Figure 13.—A, Elevation of protection around a stovepipe passing through a frame partition; B, sectional view.
Figure 14.—Method of insulating wood floor joists and baseboard at a chimney with 4-inch walls. A single header is used as it is less than 4 feet long.
Insulation
No wood should be in contact with a chimney. Leave a space of 2 inches between the outside face of a chimney and all wooden beams or joists except when 8 inches of masonry is used outside flue lining, in which case the framing may be within one-half inch of the chimney masonry. The space between the floor framing and the chimney may be filled with porous, nonmetallic, incombustible material, such as loose cinders. Brickwork, mortar, and concrete are not suitable. Place the filling before the floor is laid, as it not only forms a fire stop but prevents accumulation of shavings or other combustible material. Subflooring may be laid within one-half inch of the masonry. Baseboards, when fastened to plaster that is directly in contact with the wall of a chimney, can be protected by a layer of fireproof material, such as asbestos, at least one-eighth of an inch thick between the woodwork and the plaster ([fig. 14]).

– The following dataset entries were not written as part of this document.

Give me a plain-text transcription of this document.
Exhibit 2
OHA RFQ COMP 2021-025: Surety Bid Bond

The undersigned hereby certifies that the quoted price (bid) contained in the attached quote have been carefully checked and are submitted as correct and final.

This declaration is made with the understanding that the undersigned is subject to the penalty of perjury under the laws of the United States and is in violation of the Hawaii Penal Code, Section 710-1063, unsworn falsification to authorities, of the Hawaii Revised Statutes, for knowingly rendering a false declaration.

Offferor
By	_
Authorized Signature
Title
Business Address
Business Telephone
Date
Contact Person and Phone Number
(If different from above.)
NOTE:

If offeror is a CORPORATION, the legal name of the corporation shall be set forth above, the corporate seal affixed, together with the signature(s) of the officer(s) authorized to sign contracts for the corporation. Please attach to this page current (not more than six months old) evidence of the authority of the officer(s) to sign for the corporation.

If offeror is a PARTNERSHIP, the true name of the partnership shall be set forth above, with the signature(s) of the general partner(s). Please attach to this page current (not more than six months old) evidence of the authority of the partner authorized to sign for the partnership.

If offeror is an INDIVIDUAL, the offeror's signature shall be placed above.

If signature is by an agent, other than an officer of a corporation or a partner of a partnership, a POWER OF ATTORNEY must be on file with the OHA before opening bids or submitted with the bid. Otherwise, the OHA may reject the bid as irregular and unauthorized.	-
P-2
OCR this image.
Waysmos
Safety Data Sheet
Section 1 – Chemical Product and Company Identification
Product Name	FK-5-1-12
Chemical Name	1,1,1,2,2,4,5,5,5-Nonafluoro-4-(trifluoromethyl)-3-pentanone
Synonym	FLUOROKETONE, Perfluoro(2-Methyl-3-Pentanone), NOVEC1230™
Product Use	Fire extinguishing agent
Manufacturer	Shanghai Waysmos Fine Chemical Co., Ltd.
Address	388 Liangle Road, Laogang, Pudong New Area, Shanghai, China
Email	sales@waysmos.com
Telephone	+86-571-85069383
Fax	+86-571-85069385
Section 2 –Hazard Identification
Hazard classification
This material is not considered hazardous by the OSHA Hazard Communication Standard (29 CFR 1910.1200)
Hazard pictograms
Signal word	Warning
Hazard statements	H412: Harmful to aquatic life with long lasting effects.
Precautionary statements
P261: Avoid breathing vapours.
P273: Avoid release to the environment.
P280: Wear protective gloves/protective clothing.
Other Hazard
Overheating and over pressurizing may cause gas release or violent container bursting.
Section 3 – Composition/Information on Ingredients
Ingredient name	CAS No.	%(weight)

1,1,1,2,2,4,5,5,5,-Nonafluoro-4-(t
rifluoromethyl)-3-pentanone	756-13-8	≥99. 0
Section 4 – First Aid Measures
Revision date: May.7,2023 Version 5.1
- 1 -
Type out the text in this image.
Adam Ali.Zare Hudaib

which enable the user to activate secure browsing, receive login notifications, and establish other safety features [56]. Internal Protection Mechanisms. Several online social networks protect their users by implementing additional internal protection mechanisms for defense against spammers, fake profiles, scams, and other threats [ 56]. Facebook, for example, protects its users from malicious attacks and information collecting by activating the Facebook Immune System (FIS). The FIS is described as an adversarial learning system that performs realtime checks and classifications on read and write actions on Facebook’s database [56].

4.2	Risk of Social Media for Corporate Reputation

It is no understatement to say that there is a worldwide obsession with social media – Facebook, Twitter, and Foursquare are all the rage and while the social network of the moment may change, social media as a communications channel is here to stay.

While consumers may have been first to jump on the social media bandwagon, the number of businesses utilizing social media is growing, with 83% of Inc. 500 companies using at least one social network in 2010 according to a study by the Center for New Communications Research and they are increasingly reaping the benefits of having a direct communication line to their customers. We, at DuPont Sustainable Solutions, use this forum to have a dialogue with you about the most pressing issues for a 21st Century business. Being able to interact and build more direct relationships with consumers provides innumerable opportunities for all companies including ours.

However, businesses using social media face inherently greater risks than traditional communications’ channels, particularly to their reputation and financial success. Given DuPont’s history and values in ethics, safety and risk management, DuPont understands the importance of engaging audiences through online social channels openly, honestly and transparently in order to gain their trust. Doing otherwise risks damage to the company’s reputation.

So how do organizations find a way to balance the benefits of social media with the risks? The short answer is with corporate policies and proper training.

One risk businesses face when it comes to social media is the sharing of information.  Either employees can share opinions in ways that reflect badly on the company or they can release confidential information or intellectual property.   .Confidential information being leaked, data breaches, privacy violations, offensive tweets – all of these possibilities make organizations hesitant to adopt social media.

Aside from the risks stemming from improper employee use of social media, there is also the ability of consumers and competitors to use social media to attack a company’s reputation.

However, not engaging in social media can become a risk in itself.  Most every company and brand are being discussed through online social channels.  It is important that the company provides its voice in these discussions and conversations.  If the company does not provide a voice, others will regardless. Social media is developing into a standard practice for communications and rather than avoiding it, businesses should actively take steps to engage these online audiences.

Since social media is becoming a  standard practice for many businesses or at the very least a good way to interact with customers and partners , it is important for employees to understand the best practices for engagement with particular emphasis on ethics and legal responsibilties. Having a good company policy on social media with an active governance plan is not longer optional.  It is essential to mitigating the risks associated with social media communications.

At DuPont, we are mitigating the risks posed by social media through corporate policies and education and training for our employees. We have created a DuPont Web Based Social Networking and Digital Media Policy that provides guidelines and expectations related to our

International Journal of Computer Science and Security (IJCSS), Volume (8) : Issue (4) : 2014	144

Wooden studding, furring, or lathing should not be placed against a chimney but set back, as indicated in [figure 9]; or the plaster may be applied directly to the masonry or to metal lath laid over the masonry. The former is the better method, as settlement will not crack the plaster. It is recommended that a coat of cement plaster be applied directly upon the outside surfaces of masonry chimneys that are to be incased by a wooden partition or other combustible construction. Metal lath, lapped 6 inches on the masonry, at the intersection of chimneys with partitions prevents corner cracks. (See plan in [fig. 34].)